HDFS BlockToken异常分析
近期HDFS出现了一次BlockToken异常,导致故障期间,某组NameNode托管的所有Block均验证失败,读写服务不可用,在此记录下故障原因和分析过程。
HDFS BlockToken原理
背景
早期的HDFS只能在客户端访问NameNode时做访问授权验证,但DataNode端没有任何措施,故客户端可以在知道BlockID后,直接访问DataNode,对Block进行随意读写,带来很大安全隐患。故社区引入BlockToken的feature(HADOOP-4359),客户端在访问DataNode读写Block时,需先进行Token验证,验证成功后方可进行后续操作。
验证流程
- 客户端在读写文件时先访问NameNode
- NameNode将文件对应的Block和生成的Token一并返回客户端
- 客户端带着NameNode返回的Token去访问Block对应的DataNode
- DataNode对Token进行验证
- 检查Token所带的userId、blockPoolId、blockId、是否过期、accessMode
- DataNode由Token计算password,检查与Token自带password(由NameNode计算)是否一致
- Token验证成功,客户端方可进行后续操作
Token的结构如下:
Token:
- byte[] identifier // BlockTokenIdentifier对象序列化
- byte[] password
BlockTokenIdentifier:
- long expiryDate
- int keyId
- String userId
- String blockPoolId
- long blockId
- EnumSet<AccessMode> modes
NameNode端生成Token代码调用过程:
NameNodeRpcServer.getBlockLocations() -> BlockManager.createLocatedBlocks() -> BlockManager.setBlockToken() -> BlockTokenSecretManager.generateToken() -> BlockTokenSecretManager.createPassword()
DataNode端代验证Token代码调用过程:
DataXeceiver.readBlock() -> DataXeceiver.checkAccess() -> BlockTokenSecretManager.checkAccess() -> BlockTokenSecretManager.retrievePassword()
关于BlockKey
NameNode默认每隔10小时会更新一次BlockKey(dfs.block.access.key.update.interval),并分发给所有DataNode。在NameNode端和DataNode端计算password时都需要BlockKey,故NameNode与DataNode必须保持相同的BlockKey,才能验证通过。

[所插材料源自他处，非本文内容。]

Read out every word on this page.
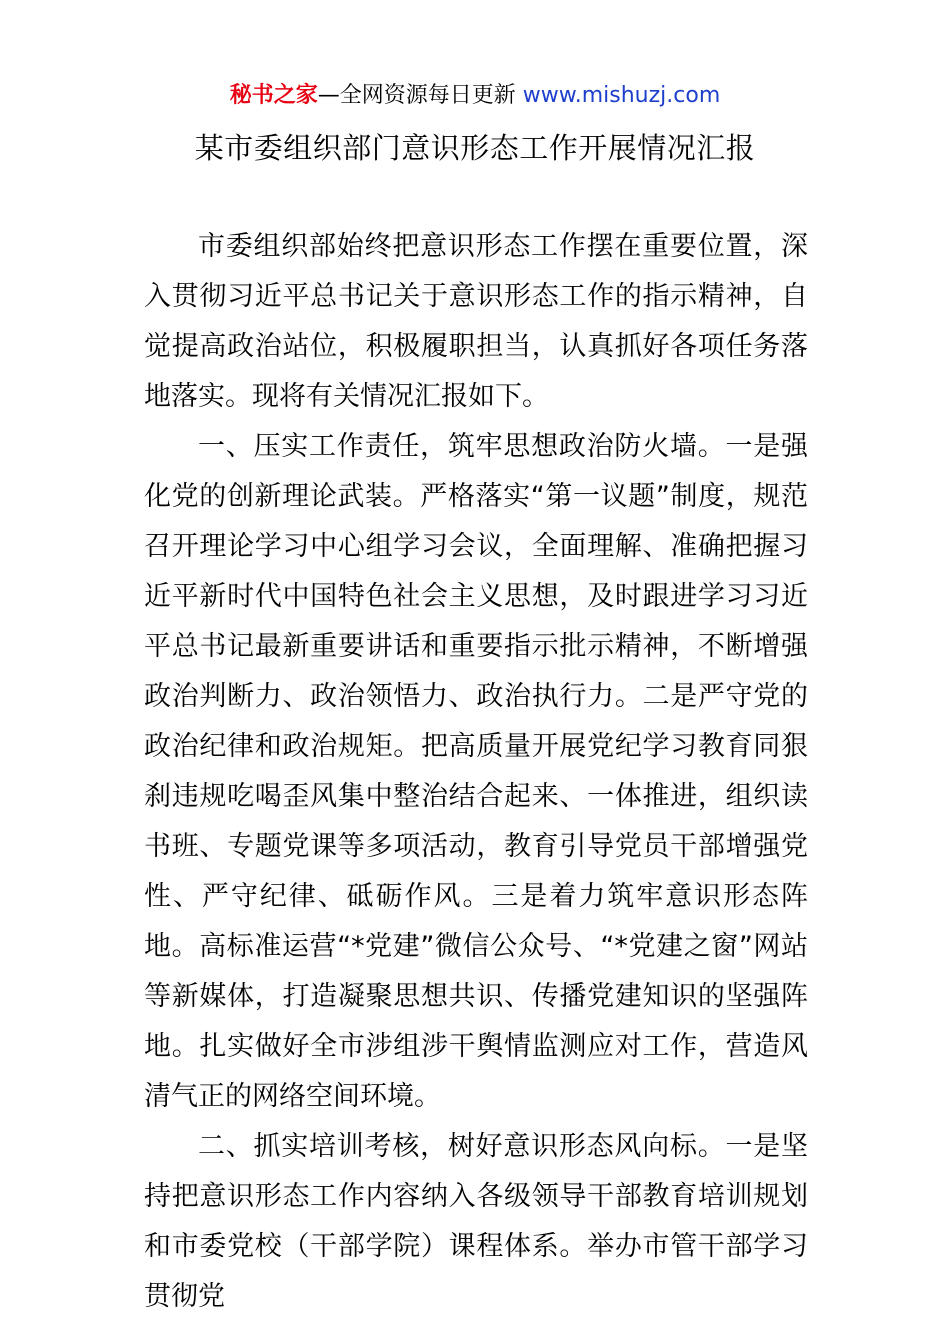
秘书之家—全网资源每日更新 www.mishuzj.com
某市委组织部门意识形态工作开展情况汇报

市委组织部始终把意识形态工作摆在重要位置，深入贯彻习近平总书记关于意识形态工作的指示精神，自觉提高政治站位，积极履职担当，认真抓好各项任务落地落实。现将有关情况汇报如下。

一、压实工作责任，筑牢思想政治防火墙。一是强化党的创新理论武装。严格落实“第一议题”制度，规范召开理论学习中心组学习会议，全面理解、准确把握习近平新时代中国特色社会主义思想，及时跟进学习习近平总书记最新重要讲话和重要指示批示精神，不断增强政治判断力、政治领悟力、政治执行力。二是严守党的政治纪律和政治规矩。把高质量开展党纪学习教育同狠刹违规吃喝歪风集中整治结合起来、一体推进，组织读书班、专题党课等多项活动，教育引导党员干部增强党性、严守纪律、砥砺作风。三是着力筑牢意识形态阵地。高标准运营“*党建”微信公众号、“*党建之窗”网站等新媒体，打造凝聚思想共识、传播党建知识的坚强阵地。扎实做好全市涉组涉干舆情监测应对工作，营造风清气正的网络空间环境。

二、抓实培训考核，树好意识形态风向标。一是坚持把意识形态工作内容纳入各级领导干部教育培训规划和市委党校（干部学院）课程体系。举办市管干部学习贯彻党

NameNode内部会有一个Monitor线程去定期更新BlockKey,并在DataNode汇报心跳时,通过发送DNA_ACCESSKEYUPDATE命令,告知DataNode更新BlockKey
详见代码:org.apache.hadoop.hdfs.server.blockmanagement.HeartbeatManager.Monitor
故障分析过程
故障现象
客户端所有的读写请求失败,DataNode端对每次读写请求报如下异常:
org.apache.hadoop.security.token.SecretManager$InvalidToken: Can't re-compute password for block_token_identifier (expiryDate=1477730061461, keyId=989107790, userId=zhutg, blockPoolId=BP-715213703-10.141.46.46-1418959337587, blockId=2447256509, access modes=[READ]), since the required block key (keyID=989107790) doesn't exist.

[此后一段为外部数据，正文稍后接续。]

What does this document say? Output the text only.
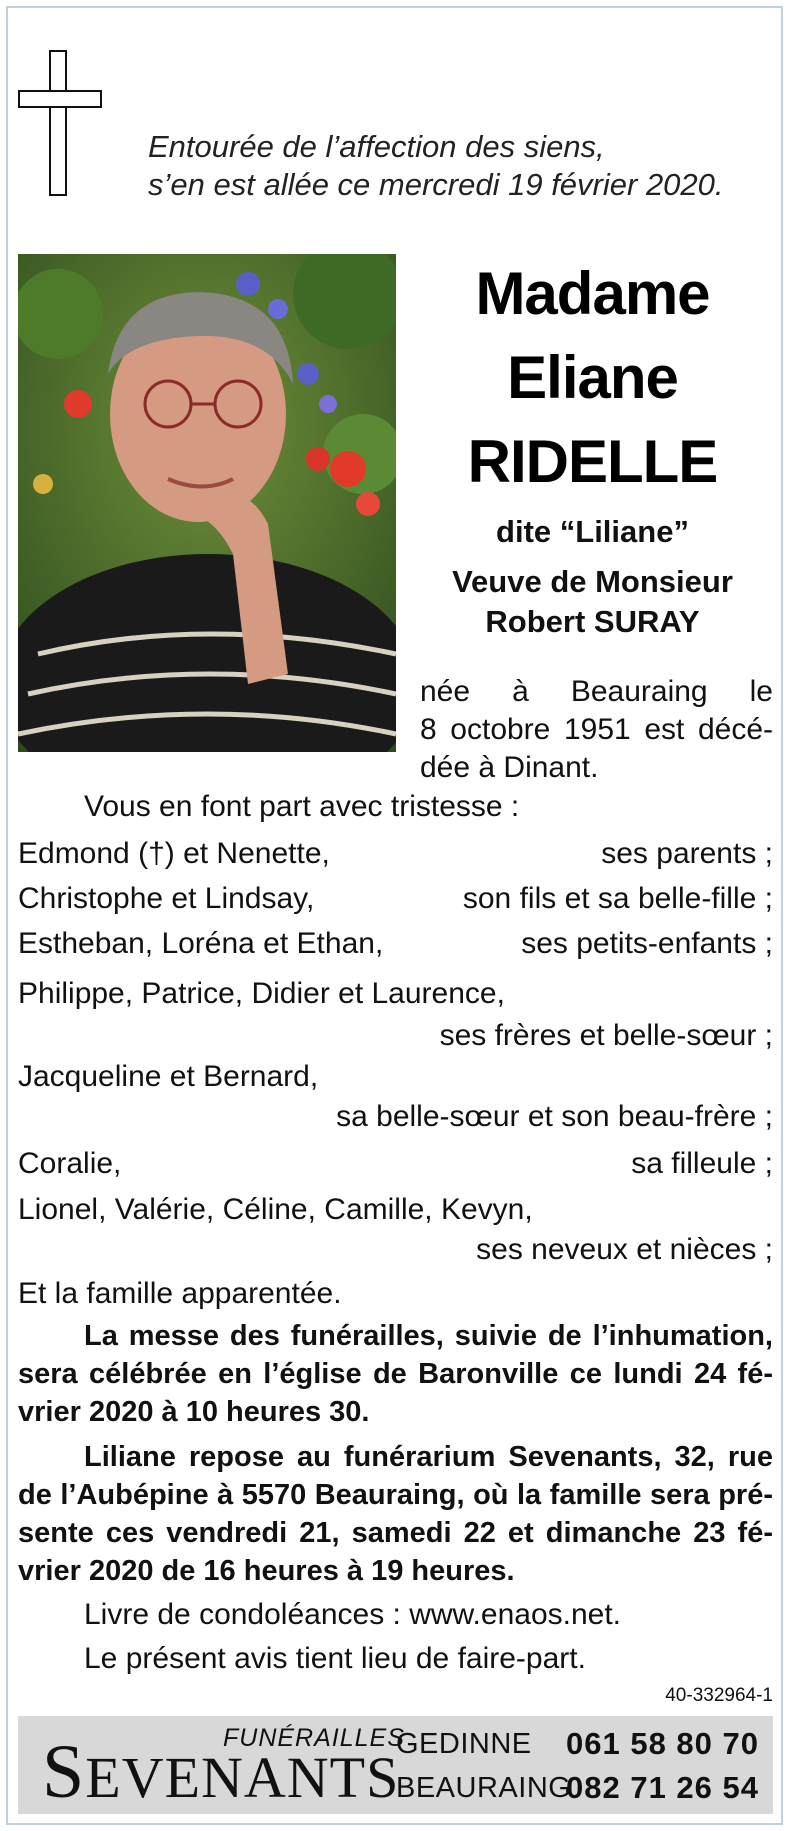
Entourée de l’affection des siens,
s’en est allée ce mercredi 19 février 2020.
Madame
Eliane
RIDELLE
dite “Liliane”
Veuve de Monsieur
Robert SURAY
née à Beauraing le
8 octobre 1951 est décé-
dée à Dinant.
Vous en font part avec tristesse :
Edmond (†) et Nenette,	ses parents ;
Christophe et Lindsay,	son fils et sa belle-fille ;
Estheban, Loréna et Ethan,	ses petits-enfants ;
Philippe, Patrice, Didier et Laurence,
ses frères et belle-sœur ;
Jacqueline et Bernard,
sa belle-sœur et son beau-frère ;
Coralie,	sa filleule ;
Lionel, Valérie, Céline, Camille, Kevyn,
ses neveux et nièces ;
Et la famille apparentée.
La messe des funérailles, suivie de l’inhumation,
sera célébrée en l’église de Baronville ce lundi 24 fé-
vrier 2020 à 10 heures 30.
Liliane repose au funérarium Sevenants, 32, rue
de l’Aubépine à 5570 Beauraing, où la famille sera pré-
sente ces vendredi 21, samedi 22 et dimanche 23 fé-
vrier 2020 de 16 heures à 19 heures.
Livre de condoléances : www.enaos.net.
Le présent avis tient lieu de faire-part.
40-332964-1
FUNÉRAILLES
SEVENANTS
GEDINNE 061 58 80 70
BEAURAING
082 71 26 54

at org.apache.hadoop.hdfs.security.token.block.BlockTokenSecretManager.retrievePassword(BlockTokenSecretManager.java:382)
at org.apache.hadoop.hdfs.security.token.block.BlockTokenSecretManager.checkAccess(BlockTokenSecretManager.java:302)
at org.apache.hadoop.hdfs.security.token.block.BlockPoolTokenSecretManager.checkAccess(BlockPoolTokenSecretManager.java:97)
at org.apache.hadoop.hdfs.server.datanode.DataXceiver.checkAccess(DataXceiver.java:1183)
at org.apache.hadoop.hdfs.server.datanode.DataXceiver.readBlock(DataXceiver.java:466)
at org.apache.hadoop.hdfs.protocol.datatransfer.Receiver.opReadBlock(Receiver.java:111)
at org.apache.hadoop.hdfs.protocol.datatransfer.Receiver.processOp(Receiver.java:69)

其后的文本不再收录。